Wie geht es mit dem Projekt voran?

Man hoffe, dass im Herbst die Mehrheit der 50 Studierenden des Frühjahrssemester 2022 in Schaffhausen sein könnten, sagt das SIT nun. Allerdings habe man ein vollständig hybrides Programm, so dass sie auch online unterrichtet werden können. 23 Studierende würden bereits vor Ort Kurse besuchen. 
Noch ist das SIT in den Räumlichkeiten der Acronis in einem Bürokomplex am Rheinweg untergebracht. Irgendwann sollen aber auf 65'000 Quadratmetern Studentenwohnheime sowie Bildungs- und Forschungseinrichtungen entstehen. Allerdings steht noch nicht mal fest, wo der Campus gebaut werden soll. Für ein Waldgrundstück am Geissberg sei 2021 aber eine vertrauliche Erklärung mit der Stadt unterzeichnet worden, so das SIT.
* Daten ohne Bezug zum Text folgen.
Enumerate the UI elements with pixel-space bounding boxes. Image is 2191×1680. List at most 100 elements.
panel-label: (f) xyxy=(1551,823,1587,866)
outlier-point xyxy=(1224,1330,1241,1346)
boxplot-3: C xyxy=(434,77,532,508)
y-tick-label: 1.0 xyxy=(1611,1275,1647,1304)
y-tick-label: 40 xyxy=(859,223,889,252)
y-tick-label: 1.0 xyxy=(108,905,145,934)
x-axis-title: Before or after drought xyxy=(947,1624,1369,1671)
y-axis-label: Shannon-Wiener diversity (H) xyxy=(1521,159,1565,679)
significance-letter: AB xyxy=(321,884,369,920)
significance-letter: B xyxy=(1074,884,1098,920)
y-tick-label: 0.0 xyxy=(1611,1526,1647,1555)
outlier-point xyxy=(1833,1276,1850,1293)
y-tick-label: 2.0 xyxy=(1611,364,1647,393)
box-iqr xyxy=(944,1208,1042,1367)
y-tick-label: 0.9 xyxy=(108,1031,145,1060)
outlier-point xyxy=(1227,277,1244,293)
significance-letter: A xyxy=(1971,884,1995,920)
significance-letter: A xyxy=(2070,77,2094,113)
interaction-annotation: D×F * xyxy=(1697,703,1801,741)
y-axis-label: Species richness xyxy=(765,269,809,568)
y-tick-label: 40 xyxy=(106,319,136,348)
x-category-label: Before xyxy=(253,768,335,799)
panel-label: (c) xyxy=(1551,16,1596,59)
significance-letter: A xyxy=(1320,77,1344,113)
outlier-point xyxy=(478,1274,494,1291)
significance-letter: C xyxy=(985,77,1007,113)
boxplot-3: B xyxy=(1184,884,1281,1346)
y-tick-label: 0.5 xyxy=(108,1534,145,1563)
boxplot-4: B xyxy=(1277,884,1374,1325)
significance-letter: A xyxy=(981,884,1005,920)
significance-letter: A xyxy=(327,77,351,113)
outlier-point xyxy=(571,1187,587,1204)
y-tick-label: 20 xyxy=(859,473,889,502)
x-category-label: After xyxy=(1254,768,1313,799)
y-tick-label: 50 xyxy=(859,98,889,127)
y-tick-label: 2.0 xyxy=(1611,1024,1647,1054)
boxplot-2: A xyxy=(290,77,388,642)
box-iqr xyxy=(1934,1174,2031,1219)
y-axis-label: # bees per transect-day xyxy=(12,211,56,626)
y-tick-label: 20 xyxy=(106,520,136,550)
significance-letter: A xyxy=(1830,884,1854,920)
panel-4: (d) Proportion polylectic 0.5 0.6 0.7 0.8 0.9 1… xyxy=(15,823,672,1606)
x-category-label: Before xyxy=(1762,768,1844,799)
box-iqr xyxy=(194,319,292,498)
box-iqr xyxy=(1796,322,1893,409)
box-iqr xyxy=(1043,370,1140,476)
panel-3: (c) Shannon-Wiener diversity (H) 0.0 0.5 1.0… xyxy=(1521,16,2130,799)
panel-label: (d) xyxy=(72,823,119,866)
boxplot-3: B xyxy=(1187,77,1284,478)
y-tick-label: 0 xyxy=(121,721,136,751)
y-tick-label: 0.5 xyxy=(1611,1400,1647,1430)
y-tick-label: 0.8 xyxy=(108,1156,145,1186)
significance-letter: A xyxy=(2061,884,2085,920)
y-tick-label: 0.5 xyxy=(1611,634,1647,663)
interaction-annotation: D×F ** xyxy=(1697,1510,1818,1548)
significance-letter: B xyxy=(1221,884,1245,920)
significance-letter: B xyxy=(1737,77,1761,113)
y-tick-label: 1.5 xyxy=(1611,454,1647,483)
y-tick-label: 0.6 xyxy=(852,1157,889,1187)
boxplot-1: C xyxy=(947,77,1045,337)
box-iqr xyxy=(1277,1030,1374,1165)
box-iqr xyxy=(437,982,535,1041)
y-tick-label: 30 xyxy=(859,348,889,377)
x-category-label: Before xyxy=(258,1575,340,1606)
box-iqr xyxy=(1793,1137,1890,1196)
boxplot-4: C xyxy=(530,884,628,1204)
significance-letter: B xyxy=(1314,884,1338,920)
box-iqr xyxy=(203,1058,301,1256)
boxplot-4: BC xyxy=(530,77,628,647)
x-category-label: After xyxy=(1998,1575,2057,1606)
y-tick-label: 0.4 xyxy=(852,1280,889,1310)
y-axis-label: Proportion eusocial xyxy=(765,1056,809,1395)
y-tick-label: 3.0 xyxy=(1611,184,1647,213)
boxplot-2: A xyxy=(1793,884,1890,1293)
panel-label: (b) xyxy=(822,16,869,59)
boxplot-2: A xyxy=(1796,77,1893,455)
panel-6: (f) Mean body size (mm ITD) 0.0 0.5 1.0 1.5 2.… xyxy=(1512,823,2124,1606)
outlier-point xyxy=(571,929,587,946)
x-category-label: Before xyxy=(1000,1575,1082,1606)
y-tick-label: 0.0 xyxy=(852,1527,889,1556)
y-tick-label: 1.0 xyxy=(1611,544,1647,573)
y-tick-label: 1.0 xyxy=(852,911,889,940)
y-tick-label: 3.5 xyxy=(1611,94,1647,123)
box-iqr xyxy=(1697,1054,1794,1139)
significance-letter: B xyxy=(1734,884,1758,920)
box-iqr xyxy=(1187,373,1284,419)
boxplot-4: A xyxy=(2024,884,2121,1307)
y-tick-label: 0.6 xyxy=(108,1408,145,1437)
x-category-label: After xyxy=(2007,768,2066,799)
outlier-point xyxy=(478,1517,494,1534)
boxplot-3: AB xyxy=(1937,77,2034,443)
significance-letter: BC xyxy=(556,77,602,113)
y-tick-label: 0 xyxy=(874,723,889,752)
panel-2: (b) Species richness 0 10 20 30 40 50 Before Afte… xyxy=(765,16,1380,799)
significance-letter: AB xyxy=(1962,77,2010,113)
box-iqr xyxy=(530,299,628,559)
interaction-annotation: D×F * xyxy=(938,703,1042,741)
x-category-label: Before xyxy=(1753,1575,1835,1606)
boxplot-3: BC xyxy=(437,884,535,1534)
Unterrichten sollen in Schaffhausen namhafte Wissenschaftler. Für das 13-köpfige Beratergremium konnte das SIT nach eigenen Angaben bereits den Physik-Nobelpreisträger Konstantin Novoselov sowie Professoren der Universitäten Oxford und Cambridge und der Universität Genf gewinnen. Eine Professur für Software Engineering bekleidet Bertrand Meyer, ehemaliger Professor der ETH Zürich. Laut SP-Nationalrätin Munz hatte das Institut die ETH als Partnerin auf seiner Website geführt. Diese habe aber nichts davon gewusst, wie sich auf Nachfrage herausgestellt habe. Derzeit findet man das ETH-Logo nicht mehr auf der SIT-Website.
Korrigenda 15./16.01.2022: Die Auskünfte zum Schaffhausen Institute of Technology wurden nicht von Acronis, sondern vom SIT selbst erteilt. Dieses ergänzte, dass bereits 23 Studierende Kurse in Schaffhausen besuchen würden. Der Lead und eine Passage wurden angepasst.